The boards arrived from OSH Park a few days ago. First I built and tested the power supply, then the display logic and tubes. Never having designed a pc board using DipTrace or even a schematic more involved than a few parts, I was amazed that this thing actually works. I spent about an hour writing a test program that serially sends 74 bits to the three, HV5530PJ chips. I thought about using separate clock and data pins for the 1/10 seconds HV5530 while designing because I was concerned about sending too much serial data, but that doesn't appear to be necessary. The display updates easily at 100ms and probably at 10ms too, but that's too fast to observe just by looking at the Nixies.

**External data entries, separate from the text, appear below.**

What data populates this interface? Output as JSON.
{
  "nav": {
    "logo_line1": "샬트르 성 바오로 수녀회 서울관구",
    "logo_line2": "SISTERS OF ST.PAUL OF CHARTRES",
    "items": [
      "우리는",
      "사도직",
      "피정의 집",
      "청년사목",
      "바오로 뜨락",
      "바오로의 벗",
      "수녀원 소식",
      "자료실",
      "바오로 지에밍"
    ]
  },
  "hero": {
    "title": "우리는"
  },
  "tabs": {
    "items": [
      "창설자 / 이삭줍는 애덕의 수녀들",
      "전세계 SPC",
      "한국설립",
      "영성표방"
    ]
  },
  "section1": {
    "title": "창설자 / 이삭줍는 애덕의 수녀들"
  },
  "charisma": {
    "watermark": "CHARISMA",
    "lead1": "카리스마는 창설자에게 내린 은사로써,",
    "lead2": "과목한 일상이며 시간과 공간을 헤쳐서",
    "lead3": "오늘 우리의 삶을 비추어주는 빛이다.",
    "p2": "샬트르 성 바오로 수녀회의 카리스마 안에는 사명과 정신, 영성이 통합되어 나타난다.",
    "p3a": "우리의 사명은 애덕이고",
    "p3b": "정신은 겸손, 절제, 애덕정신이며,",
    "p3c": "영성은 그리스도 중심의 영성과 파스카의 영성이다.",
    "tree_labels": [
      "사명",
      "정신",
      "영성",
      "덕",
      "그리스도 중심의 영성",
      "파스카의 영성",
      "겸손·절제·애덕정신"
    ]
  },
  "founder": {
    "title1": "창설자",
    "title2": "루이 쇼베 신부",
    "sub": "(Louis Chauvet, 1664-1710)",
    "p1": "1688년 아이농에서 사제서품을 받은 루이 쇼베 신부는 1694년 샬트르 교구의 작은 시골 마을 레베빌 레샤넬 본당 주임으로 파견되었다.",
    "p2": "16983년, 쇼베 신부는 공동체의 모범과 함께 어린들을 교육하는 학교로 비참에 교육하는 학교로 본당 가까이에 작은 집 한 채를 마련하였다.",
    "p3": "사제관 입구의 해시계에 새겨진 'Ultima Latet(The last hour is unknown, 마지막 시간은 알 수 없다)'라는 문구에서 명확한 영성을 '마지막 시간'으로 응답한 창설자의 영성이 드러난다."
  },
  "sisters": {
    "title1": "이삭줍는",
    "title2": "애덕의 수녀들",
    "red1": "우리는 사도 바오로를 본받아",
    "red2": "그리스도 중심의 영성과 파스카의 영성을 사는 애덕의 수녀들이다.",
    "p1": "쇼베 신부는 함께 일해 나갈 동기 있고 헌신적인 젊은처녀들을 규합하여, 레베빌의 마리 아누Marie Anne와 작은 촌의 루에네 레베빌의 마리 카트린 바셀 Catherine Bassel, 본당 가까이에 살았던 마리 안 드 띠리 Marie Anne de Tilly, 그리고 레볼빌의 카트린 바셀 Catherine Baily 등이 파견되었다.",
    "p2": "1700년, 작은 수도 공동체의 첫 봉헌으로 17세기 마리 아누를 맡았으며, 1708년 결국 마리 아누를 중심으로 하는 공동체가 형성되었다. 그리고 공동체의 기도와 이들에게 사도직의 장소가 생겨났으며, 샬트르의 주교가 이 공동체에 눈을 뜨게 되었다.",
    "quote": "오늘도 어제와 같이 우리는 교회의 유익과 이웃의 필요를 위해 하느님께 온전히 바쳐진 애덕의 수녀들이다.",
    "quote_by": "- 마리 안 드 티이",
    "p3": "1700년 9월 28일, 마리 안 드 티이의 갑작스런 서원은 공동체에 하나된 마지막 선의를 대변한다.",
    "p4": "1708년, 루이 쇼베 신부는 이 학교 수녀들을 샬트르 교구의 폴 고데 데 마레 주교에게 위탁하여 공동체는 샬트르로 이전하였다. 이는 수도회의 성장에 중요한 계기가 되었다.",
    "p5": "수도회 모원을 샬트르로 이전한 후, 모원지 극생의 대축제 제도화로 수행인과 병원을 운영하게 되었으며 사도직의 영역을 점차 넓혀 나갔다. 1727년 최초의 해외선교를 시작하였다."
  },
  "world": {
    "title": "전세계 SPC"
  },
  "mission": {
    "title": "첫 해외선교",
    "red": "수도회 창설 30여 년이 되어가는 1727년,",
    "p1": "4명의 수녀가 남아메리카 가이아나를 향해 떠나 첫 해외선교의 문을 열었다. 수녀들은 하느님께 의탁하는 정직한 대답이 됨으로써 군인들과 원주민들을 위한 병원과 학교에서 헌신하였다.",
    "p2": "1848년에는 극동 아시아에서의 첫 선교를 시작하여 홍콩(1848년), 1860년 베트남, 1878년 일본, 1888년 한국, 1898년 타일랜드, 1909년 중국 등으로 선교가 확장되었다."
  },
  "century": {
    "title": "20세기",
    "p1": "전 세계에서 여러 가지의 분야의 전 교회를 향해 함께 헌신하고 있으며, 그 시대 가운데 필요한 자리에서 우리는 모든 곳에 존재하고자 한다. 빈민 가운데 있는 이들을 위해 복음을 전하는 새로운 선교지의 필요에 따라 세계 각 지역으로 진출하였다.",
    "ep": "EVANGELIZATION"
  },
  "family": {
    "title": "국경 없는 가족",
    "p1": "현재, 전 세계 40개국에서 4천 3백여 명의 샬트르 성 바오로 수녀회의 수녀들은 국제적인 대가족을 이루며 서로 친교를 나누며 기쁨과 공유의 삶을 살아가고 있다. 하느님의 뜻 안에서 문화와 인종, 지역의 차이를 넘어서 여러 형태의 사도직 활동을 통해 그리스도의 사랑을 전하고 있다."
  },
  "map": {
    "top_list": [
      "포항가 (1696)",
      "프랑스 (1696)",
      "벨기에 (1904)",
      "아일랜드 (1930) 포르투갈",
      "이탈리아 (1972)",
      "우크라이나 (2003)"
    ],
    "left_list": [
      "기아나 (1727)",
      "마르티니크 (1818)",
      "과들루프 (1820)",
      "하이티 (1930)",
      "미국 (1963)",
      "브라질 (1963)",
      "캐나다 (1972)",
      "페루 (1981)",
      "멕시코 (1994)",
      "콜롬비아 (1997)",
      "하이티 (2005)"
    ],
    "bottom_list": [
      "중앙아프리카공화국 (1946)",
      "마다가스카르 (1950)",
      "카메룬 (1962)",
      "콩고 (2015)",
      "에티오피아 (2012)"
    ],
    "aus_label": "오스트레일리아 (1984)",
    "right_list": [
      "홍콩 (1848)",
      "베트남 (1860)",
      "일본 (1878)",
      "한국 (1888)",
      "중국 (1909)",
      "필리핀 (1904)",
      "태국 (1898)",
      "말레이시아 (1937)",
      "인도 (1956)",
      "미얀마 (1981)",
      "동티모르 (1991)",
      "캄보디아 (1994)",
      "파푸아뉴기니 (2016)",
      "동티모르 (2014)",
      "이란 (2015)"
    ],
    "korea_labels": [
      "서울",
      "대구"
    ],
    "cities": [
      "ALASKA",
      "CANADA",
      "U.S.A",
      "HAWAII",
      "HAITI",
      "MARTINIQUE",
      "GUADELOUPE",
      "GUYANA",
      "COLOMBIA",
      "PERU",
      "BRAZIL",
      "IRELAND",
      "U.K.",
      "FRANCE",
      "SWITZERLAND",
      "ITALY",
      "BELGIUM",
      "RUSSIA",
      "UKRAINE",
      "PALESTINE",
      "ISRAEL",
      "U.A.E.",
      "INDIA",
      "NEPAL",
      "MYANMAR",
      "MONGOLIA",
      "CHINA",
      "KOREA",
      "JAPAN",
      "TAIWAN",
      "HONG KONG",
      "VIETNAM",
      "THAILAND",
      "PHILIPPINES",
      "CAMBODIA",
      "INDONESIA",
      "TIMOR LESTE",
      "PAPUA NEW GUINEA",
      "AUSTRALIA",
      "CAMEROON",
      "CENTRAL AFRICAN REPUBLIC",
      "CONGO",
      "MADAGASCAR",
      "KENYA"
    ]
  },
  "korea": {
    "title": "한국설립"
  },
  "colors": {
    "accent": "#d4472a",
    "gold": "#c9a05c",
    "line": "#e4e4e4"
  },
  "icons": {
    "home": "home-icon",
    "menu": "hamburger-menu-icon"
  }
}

The only issue I have at the moment is how to dim the Nixies. I thought that using PWM on the blanking input of the HV5530 would work, but it does not. The Taylor edge power supply documentation warns against using the HV enable line for that purpose, so I'm stuck. Any suggestions? I think the Nixiechron uses PWM on the HV enable line, but that clock uses a custom power supply. I'll check to see how the MOD-6 does it because it too uses the Taylor supply, and a Supertex Nixie driver.
Next up is to take the Arduinix software I wrote and replace the multiplex drivers with programming appropriate for this direct drive project. Then to install the MCP23017 port expander and the RTC chip, and programming. Also included on the board for future development are a light sensor, although without dimming it may not be of much use, a motion sensor, RGB LED lighting, and GPS. Hopefully reading and parsing the GPS data can be done between 1/10 second display updates.
Here are some problems I found so far, in addition those above:
Piezo buzzer is on pin 13, which is also the on-board LED. It buzzes when downloading. This is a simple fix with just a cut trace and a wire to one of the two unused pins on the Arduino.
Supercap is too close to the HV5530 socket so it will have to be angled.
RGB LED and transistor patterns are much too small. Easy to work around, but fixed next revision.
Nixie pattern diameter is too large.
Dimming??
Many, many adjustments to the silk screen.
Adjustments to parts placement here and there.
That's about it. I originally wanted a software playground with many hardware options since I outgrew the Arduinix, and so far I'm pleased with what I have. We'll see where it goes. I still plan to do an IN-18 version at some point soon after all the hardware on this board is up and running.